India’s electoral college that will vote for a new president July 19 is made up of 4,896 members – 776 members of parliament and 4,120 members of the state assemblies. Between them they have 10,97,012 votes and the winning candidate needs at least 50 percent of these.
How do numbers stack up?
* The ruling United Progressive Alliance, in its present form, has 450,555 votes or 41.07 percent of the total. Of this, the Congress alone has 331,855 votes, or 30.3 percent of the total.
* The allies – among them the Trinamool Congress and the DMK – have 11.04 percent of the vote.

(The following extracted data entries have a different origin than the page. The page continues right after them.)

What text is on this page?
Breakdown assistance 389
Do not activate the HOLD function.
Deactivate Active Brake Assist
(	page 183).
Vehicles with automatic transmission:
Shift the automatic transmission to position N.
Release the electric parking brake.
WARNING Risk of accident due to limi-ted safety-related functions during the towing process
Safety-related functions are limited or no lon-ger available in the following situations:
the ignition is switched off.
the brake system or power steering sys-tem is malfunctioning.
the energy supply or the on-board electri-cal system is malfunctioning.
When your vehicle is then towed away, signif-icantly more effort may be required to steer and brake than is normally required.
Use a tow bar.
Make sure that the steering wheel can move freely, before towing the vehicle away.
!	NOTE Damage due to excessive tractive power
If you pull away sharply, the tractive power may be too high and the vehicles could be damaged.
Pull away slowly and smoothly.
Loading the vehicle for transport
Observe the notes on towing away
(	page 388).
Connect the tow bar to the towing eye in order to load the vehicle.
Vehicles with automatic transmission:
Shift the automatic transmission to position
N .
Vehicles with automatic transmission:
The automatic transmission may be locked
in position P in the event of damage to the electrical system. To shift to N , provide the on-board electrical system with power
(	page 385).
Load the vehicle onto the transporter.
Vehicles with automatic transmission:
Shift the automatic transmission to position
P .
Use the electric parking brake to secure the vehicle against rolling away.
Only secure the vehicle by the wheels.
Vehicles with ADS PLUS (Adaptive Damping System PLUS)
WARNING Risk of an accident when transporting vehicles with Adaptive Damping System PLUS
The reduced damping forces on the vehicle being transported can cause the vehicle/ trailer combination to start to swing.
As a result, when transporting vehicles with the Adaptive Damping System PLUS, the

* The Samajwadi Party, which supports the government from outside, has 6.34 percent of the vote.
* The Trinamool Congress has 4.40 percent of the vote.
* If the Trinamool and the Samajwadi Party vote with the government, this will give it 47.41 percent of the ballots – a shortfall of a mere 2.59 percent.

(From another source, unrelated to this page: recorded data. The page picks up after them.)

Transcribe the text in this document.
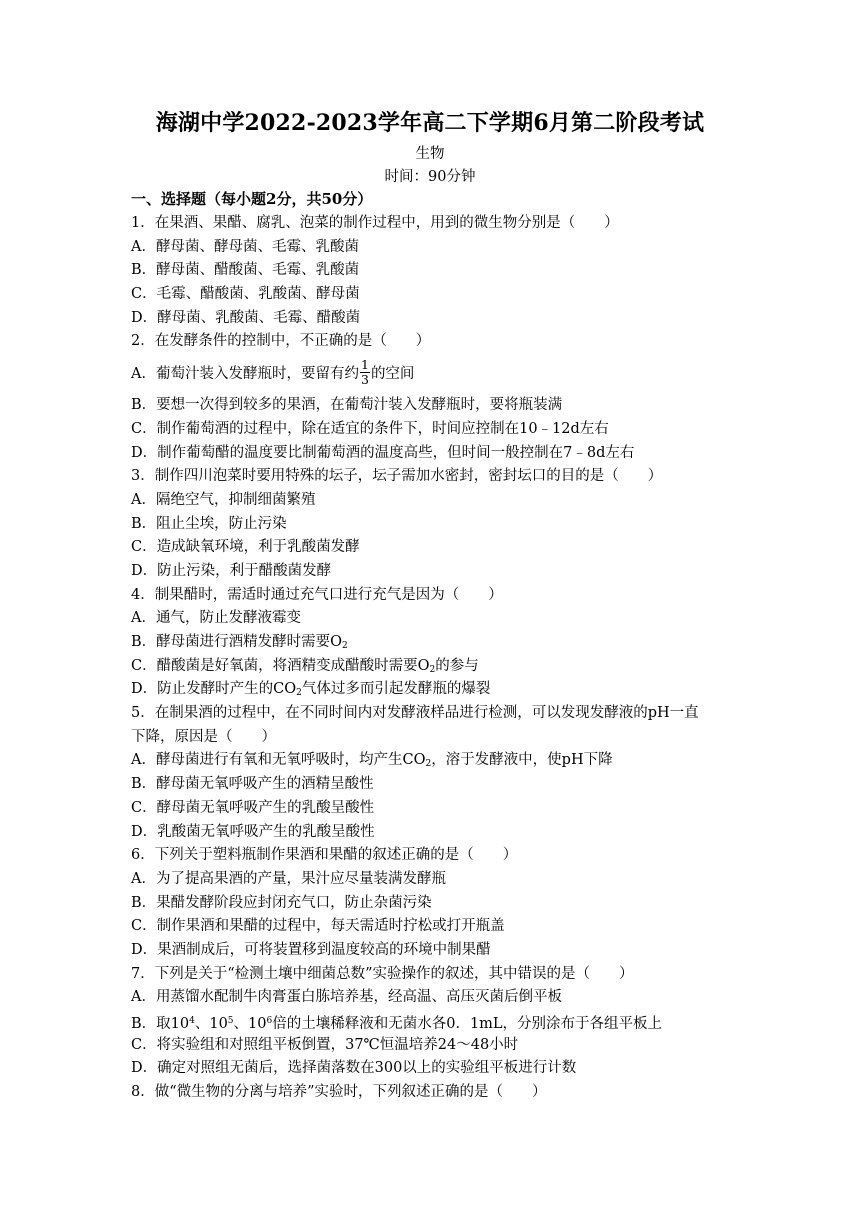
海湖中学2022-2023学年高二下学期6月第二阶段考试
生物
时间：90分钟
一、选择题（每小题2分，共50分）
1．在果酒、果醋、腐乳、泡菜的制作过程中，用到的微生物分别是（　　）
A．酵母菌、酵母菌、毛霉、乳酸菌
B．酵母菌、醋酸菌、毛霉、乳酸菌
C．毛霉、醋酸菌、乳酸菌、酵母菌
D．酵母菌、乳酸菌、毛霉、醋酸菌
2．在发酵条件的控制中，不正确的是（　　）
A．葡萄汁装入发酵瓶时，要留有约 $\frac{1}{3}$ 的空间
B．要想一次得到较多的果酒，在葡萄汁装入发酵瓶时，要将瓶装满
C．制作葡萄酒的过程中，除在适宜的条件下，时间应控制在10﹣12d左右
D．制作葡萄醋的温度要比制葡萄酒的温度高些，但时间一般控制在7﹣8d左右
3．制作四川泡菜时要用特殊的坛子，坛子需加水密封，密封坛口的目的是（　　）
A．隔绝空气，抑制细菌繁殖
B．阻止尘埃，防止污染
C．造成缺氧环境，利于乳酸菌发酵
D．防止污染，利于醋酸菌发酵
4．制果醋时，需适时通过充气口进行充气是因为（　　）
A．通气，防止发酵液霉变
B．酵母菌进行酒精发酵时需要$O_2$
C．醋酸菌是好氧菌，将酒精变成醋酸时需要$O_2$的参与
D．防止发酵时产生的$CO_2$气体过多而引起发酵瓶的爆裂
5．在制果酒的过程中，在不同时间内对发酵液样品进行检测，可以发现发酵液的pH一直
下降，原因是（　　）
A．酵母菌进行有氧和无氧呼吸时，均产生$CO_2$，溶于发酵液中，使pH下降
B．酵母菌无氧呼吸产生的酒精呈酸性
C．酵母菌无氧呼吸产生的乳酸呈酸性
D．乳酸菌无氧呼吸产生的乳酸呈酸性
6．下列关于塑料瓶制作果酒和果醋的叙述正确的是（　　）
A．为了提高果酒的产量，果汁应尽量装满发酵瓶
B．果醋发酵阶段应封闭充气口，防止杂菌污染
C．制作果酒和果醋的过程中，每天需适时拧松或打开瓶盖
D．果酒制成后，可将装置移到温度较高的环境中制果醋
7．下列是关于“检测土壤中细菌总数”实验操作的叙述，其中错误的是（　　）
A．用蒸馏水配制牛肉膏蛋白胨培养基，经高温、高压灭菌后倒平板
B．取$10^4$、$10^5$、$10^6$倍的土壤稀释液和无菌水各0．1mL，分别涂布于各组平板上
C．将实验组和对照组平板倒置，37℃恒温培养24～48小时
D．确定对照组无菌后，选择菌落数在300以上的实验组平板进行计数
8．做“微生物的分离与培养”实验时，下列叙述正确的是（　　）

* Should these two parties not vote with the government, it will be short by 13.33 percent.
* The National Democratic Alliance has 27.7 percent of the votes, of which the Bharatiya Janata Party has 21.2 percent.

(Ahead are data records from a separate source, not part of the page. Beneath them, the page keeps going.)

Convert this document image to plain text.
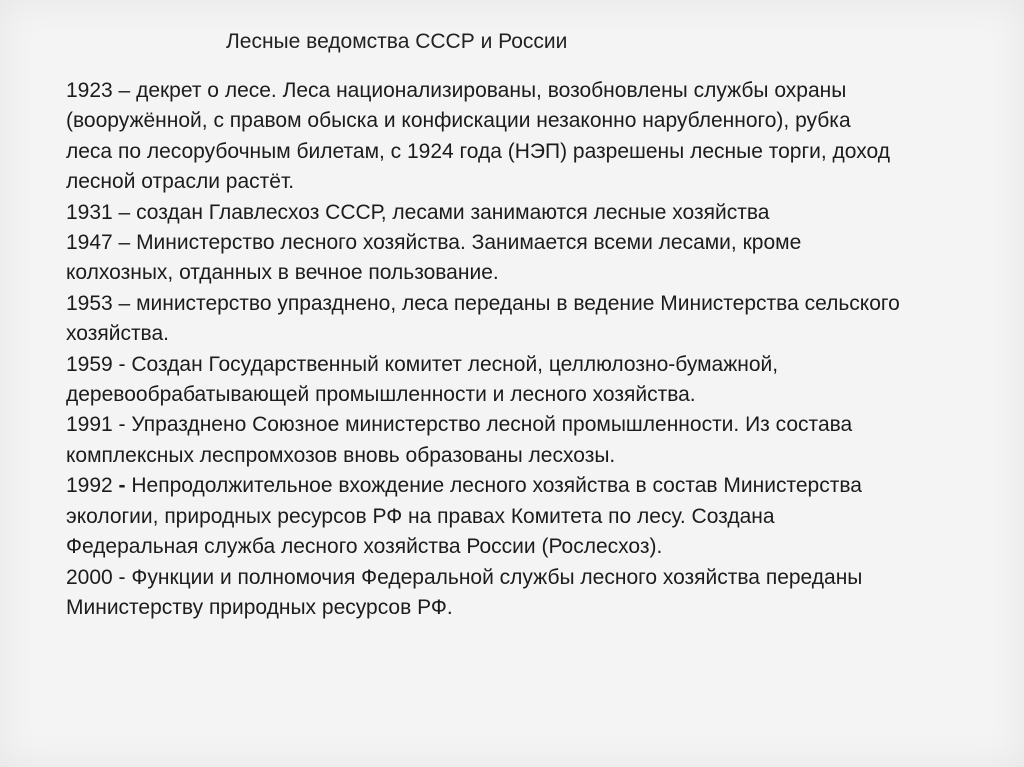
Лесные ведомства СССР и России

1923 – декрет о лесе. Леса национализированы, возобновлены службы охраны
(вооружённой, с правом обыска и конфискации незаконно нарубленного), рубка
леса по лесорубочным билетам, с 1924 года (НЭП) разрешены лесные торги, доход
лесной отрасли растёт.

1931 – создан Главлесхоз СССР, лесами занимаются лесные хозяйства

1947 – Министерство лесного хозяйства. Занимается всеми лесами, кроме
колхозных, отданных в вечное пользование.

1953 – министерство упразднено, леса переданы в ведение Министерства сельского
хозяйства.

1959 - Создан Государственный комитет лесной, целлюлозно-бумажной,
деревообрабатывающей промышленности и лесного хозяйства.

1991 - Упразднено Союзное министерство лесной промышленности. Из состава
комплексных леспромхозов вновь образованы лесхозы.

1992 - Непродолжительное вхождение лесного хозяйства в состав Министерства
экологии, природных ресурсов РФ на правах Комитета по лесу. Создана
Федеральная служба лесного хозяйства России (Рослесхоз).

2000 - Функции и полномочия Федеральной службы лесного хозяйства переданы
Министерству природных ресурсов РФ.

* The Left has 4.7 percent of the vote.
* Among the other parties, the BSP has 3.98 percent of the votes and the AIADMK 3.3 percent.
* In the “others” category are 10.1 percent of the votes.
To calculate the number of voters each legislator represents, the total population of the state is divided by the number of legislatures and then divided by 1,000.
For example, each member of Uttar Pradesh assembly represents 208 voters, while an a member from Sikkim represents seven voters.
The value of vote of each MP is uniform at 708.